New Study Could Show How TikTok’s Algorithm Affects Youth Mental Health

Georgia Tech News Center· June 29, 2026

A multi-institutional research team led by Georgia Tech has launched a four-year study to investigate how TikTok’s recommendation algorithm influences the mental health and behavior of adolescent users. Funded by a $1.7 million grant from the Huo Family Foundation, the project will analyze data from over 10,000 young people to understand the effects of passive content consumption and 'doomscrolling.' This research is critical for the mental health technology sector as it aims to provide the causal evidence needed to develop design interventions that could prevent the onset of serious mental health conditions in youth.

Led by Professor Munmun De Choudhury of Georgia Tech’s School of Interactive Computing, the study utilizes a $1.7 million grant to audit TikTok’s recommendation engine using data from 10,000 adolescent users in the UK. Collaborating with experts from the University of Cambridge and UCLA, the team will specifically examine watch histories—a shift from traditional research that focuses on active posts—to understand the impact of passive social media consumption. This data-gathering process relies on archives shared with consent under GDPR regulations, bypassing the increasingly restrictive API limitations set by platforms like X (formerly Twitter).

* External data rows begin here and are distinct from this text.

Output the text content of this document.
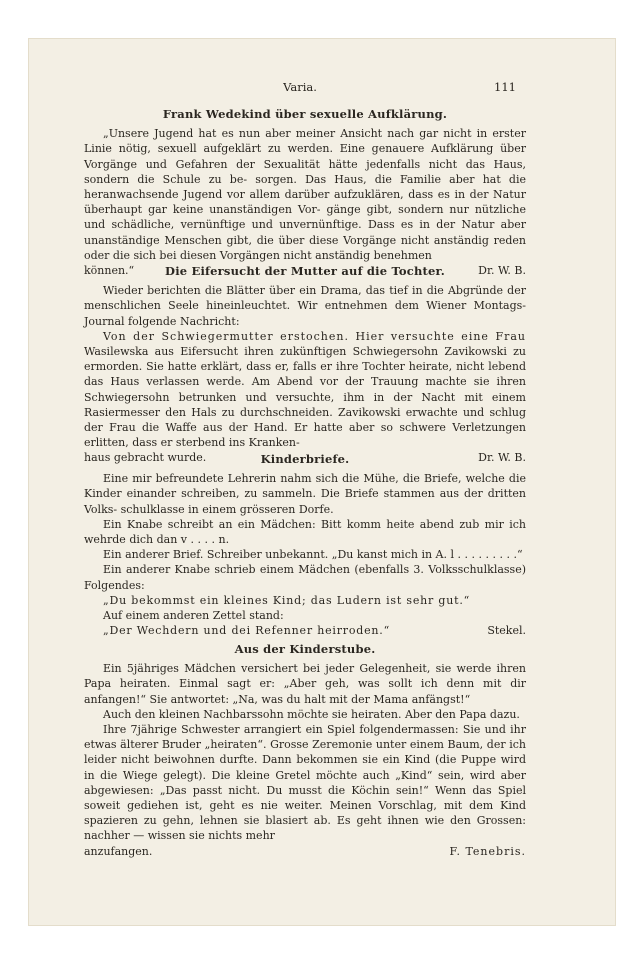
Varia.	111
Frank Wedekind über sexuelle Aufklärung.

„Unsere Jugend hat es nun aber meiner Ansicht nach gar nicht in erster Linie nötig, sexuell aufgeklärt zu werden. Eine genauere Aufklärung über Vorgänge und Gefahren der Sexualität hätte jedenfalls nicht das Haus, sondern die Schule zu be- sorgen. Das Haus, die Familie aber hat die heranwachsende Jugend vor allem darüber aufzuklären, dass es in der Natur überhaupt gar keine unanständigen Vor- gänge gibt, sondern nur nützliche und schädliche, vernünftige und unvernünftige. Dass es in der Natur aber unanständige Menschen gibt, die über diese Vorgänge nicht anständig reden oder die sich bei diesen Vorgängen nicht anständig benehmen

können.“	Dr. W. B.
Die Eifersucht der Mutter auf die Tochter.

Wieder berichten die Blätter über ein Drama, das tief in die Abgründe der menschlichen Seele hineinleuchtet. Wir entnehmen dem Wiener Montags-Journal folgende Nachricht:

Von der Schwiegermutter erstochen. Hier versuchte eine Frau Wasilewska aus Eifersucht ihren zukünftigen Schwiegersohn Zavikowski zu ermorden. Sie hatte erklärt, dass er, falls er ihre Tochter heirate, nicht lebend das Haus verlassen werde. Am Abend vor der Trauung machte sie ihren Schwiegersohn betrunken und versuchte, ihm in der Nacht mit einem Rasiermesser den Hals zu durchschneiden. Zavikowski erwachte und schlug der Frau die Waffe aus der Hand. Er hatte aber so schwere Verletzungen erlitten, dass er sterbend ins Kranken-

haus gebracht wurde.	Dr. W. B.
Kinderbriefe.

Eine mir befreundete Lehrerin nahm sich die Mühe, die Briefe, welche die Kinder einander schreiben, zu sammeln. Die Briefe stammen aus der dritten Volks- schulklasse in einem grösseren Dorfe.

Ein Knabe schreibt an ein Mädchen: Bitt komm heite abend zub mir ich wehrde dich dan v . . . . n.

Ein anderer Brief. Schreiber unbekannt. „Du kanst mich in A. l . . . . . . . . .“

Ein anderer Knabe schrieb einem Mädchen (ebenfalls 3. Volksschulklasse) Folgendes:

„Du bekommst ein kleines Kind; das Ludern ist sehr gut.“

Auf einem anderen Zettel stand:

„Der Wechdern und dei Refenner heirroden.“	Stekel.
Aus der Kinderstube.

Ein 5jähriges Mädchen versichert bei jeder Gelegenheit, sie werde ihren Papa heiraten. Einmal sagt er: „Aber geh, was sollt ich denn mit dir anfangen!“ Sie antwortet: „Na, was du halt mit der Mama anfängst!“

Auch den kleinen Nachbarssohn möchte sie heiraten. Aber den Papa dazu.

Ihre 7jährige Schwester arrangiert ein Spiel folgendermassen: Sie und ihr etwas älterer Bruder „heiraten“. Grosse Zeremonie unter einem Baum, der ich leider nicht beiwohnen durfte. Dann bekommen sie ein Kind (die Puppe wird in die Wiege gelegt). Die kleine Gretel möchte auch „Kind“ sein, wird aber abgewiesen: „Das passt nicht. Du musst die Köchin sein!“ Wenn das Spiel soweit gediehen ist, geht es nie weiter. Meinen Vorschlag, mit dem Kind spazieren zu gehn, lehnen sie blasiert ab. Es geht ihnen wie den Grossen: nachher — wissen sie nichts mehr

anzufangen.	F. Tenebris.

The research aims to characterize the negative exposures young people experience and build computational methods to track how these exposures affect behavior. By using artificial intelligence to simulate realistic video feeds and consumption rabbit holes, the team intends to see how algorithms steer users toward specific content pathways. This methodology follows previous work by UCLA’s Homa Hosseinmardi, who used bots to study YouTube’s recommendation patterns, and will now be applied to TikTok’s influential short-form video model that has been widely adopted by competitors like Instagram and X.

For the mental health technology market, the findings could lead to significant design interventions aimed at minimizing the harmful effects of algorithmic content. De Choudhury noted that because many mental health symptoms first appear during adolescence, identifying unhealthy behavioral patterns early could allow for preventative care and support. The study is part of a broader $17.6 million initiative by the Huo Family Foundation to explore how digital technology shapes brain development and social behavior, addressing a critical lack of causal evidence in the field.